GPS/GNSS spoofing is a well-known vulnerability of satellite navigation systems. However, this type of infringement has increased quite recently. For the most part, it was due to the substantial cost reduction of the equipment to generate counterfeit satellite signals with no engineering skills. Therefore, the likelihood of a deliberate or unintended breach on essential GNSS-dependent infrastructure has amplified in the last few years.
GPSPATRON is devised to protect the time synchronization system of critical infrastructure; we must guarantee the system’s operability.
Since no typical scenarios or methods for verifying such systems exist, the main goal for the GPSPATRON team was to develop the process of validating spoofing detection algorithms.
To become an expert in the detection of GPS spoofing, you must be an authority in spoofing attacks.
At the launch of the project, we understood that we needed to develop a GPS spoofer for inventing various attack scenarios, allowing us to study the impact of spoofing on time servers and then to build and test our detection algorithms.
With the help of a spoofer, we conducted hundreds of experiments and developed dozens of attack scenarios:
- asynchronous attack with an up-to-date or incorrect timestamp, and high or low power
- synchronous attack with simulated satellite’s clock drift and incorrect ephemeris
- synchronous attack with smooth phase offset
- attacks with/without authentic signals jamming
- multipath simulation to degrade the accuracy of determining the time
We analyzed the impact of spoofing on time servers of all leading manufacturers.
Experiments
We provide clients a GNSS spoofing testing service.
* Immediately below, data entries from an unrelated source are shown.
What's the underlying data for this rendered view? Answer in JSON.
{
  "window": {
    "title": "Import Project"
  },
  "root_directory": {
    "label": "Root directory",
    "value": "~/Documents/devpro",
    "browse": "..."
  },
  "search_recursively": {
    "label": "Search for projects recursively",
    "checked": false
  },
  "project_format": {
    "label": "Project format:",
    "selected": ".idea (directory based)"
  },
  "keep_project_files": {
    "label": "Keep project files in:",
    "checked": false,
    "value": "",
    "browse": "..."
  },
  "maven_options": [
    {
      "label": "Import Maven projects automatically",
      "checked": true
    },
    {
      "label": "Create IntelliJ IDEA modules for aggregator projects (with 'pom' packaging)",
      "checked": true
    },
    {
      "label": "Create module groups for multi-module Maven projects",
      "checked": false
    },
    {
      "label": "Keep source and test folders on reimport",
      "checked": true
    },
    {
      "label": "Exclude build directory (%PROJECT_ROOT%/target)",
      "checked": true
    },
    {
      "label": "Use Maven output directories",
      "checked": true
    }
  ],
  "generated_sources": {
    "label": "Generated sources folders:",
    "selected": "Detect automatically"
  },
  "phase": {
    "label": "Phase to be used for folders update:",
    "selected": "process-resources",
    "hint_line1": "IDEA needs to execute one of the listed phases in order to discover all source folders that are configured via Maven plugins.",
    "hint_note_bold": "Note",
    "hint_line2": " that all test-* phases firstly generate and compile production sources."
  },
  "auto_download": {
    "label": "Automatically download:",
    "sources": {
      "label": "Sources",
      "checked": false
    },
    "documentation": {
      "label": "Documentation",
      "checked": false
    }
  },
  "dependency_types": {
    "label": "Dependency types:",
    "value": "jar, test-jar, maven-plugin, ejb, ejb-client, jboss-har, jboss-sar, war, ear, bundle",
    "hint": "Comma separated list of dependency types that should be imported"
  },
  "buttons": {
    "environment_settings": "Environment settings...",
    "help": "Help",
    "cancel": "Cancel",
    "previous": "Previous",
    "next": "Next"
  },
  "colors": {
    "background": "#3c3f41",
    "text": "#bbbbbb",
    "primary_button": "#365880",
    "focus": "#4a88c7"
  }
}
Experiment objectives:
- assessment of customer’s GPS time servers vulnerability to spoofing
- infrastructure impact assessment
- demonstration of GP-Probe and GP-Cloud spoofing detection
These experiments demonstrate the functionality of our solution and the effectiveness of spoofing detection algorithms.
Validation in Moscow
The largest number of GNSS spoofing events occur in the Russian Federation (Moscow, St. Petersburg, and the coastal regions of the Black Sea). Since October 2019, we have deployed pilot zones for field-testing of the system with a dozen installed GP-Probes. The GP-Probes are connected to time servers and measure the PPS signal phase shift. The algorithm validation criterion is the absence of PPS signal shifts under the GNSS spoofing attack. If there is a phase shift on the PPS without spoofing detection, then our algorithms do not work properly.
Pilot zones have been operating for several months. Every day we identify multitudes of spoofing attacks. All spoofing incidents were distinguished and time servers were protected against spoofing.
Another validation method is to check the synchronization of spoofing detection by various probes with antennas installed in different conditions: with “poor” or “good” visibility of the sky, at diverse heights, at assorted distances from the proposed spoofer location.
It is necessary not only to detect spoofing but also to evaluate the response speed. Our research showed that in some scenarios of an asynchronous attack, the time server accepted the bogus satellite signals and shifted PPS in 15 seconds after the assault started. In GPSPATRON all data is processed on the server side, and the result is transmitted to the GP-Probe. Therefore, it is imperative to ensure the real-time operation and detection delays.
Spoofing charts for spaced probes installed in different conditions:
The last graph demonstrates the spoofing probabilities for the GP-Probe installed on the windowsill of an office building with poor visibility of the sky, but a good fake signal attenuation due to high buildings.
Note that the system shows not power, but the likelihood of spoofing. It is challenging to analyze broadband signals with a power lower than the power of background noise.
Our team constantly develops new methods of spoofing detection and novel attack scenarios, modifies algorithms, and surveys “real” spoofing in the Russian Federation.
Our goal is to become the authorities in GNSS spoofing and develop the best protection system.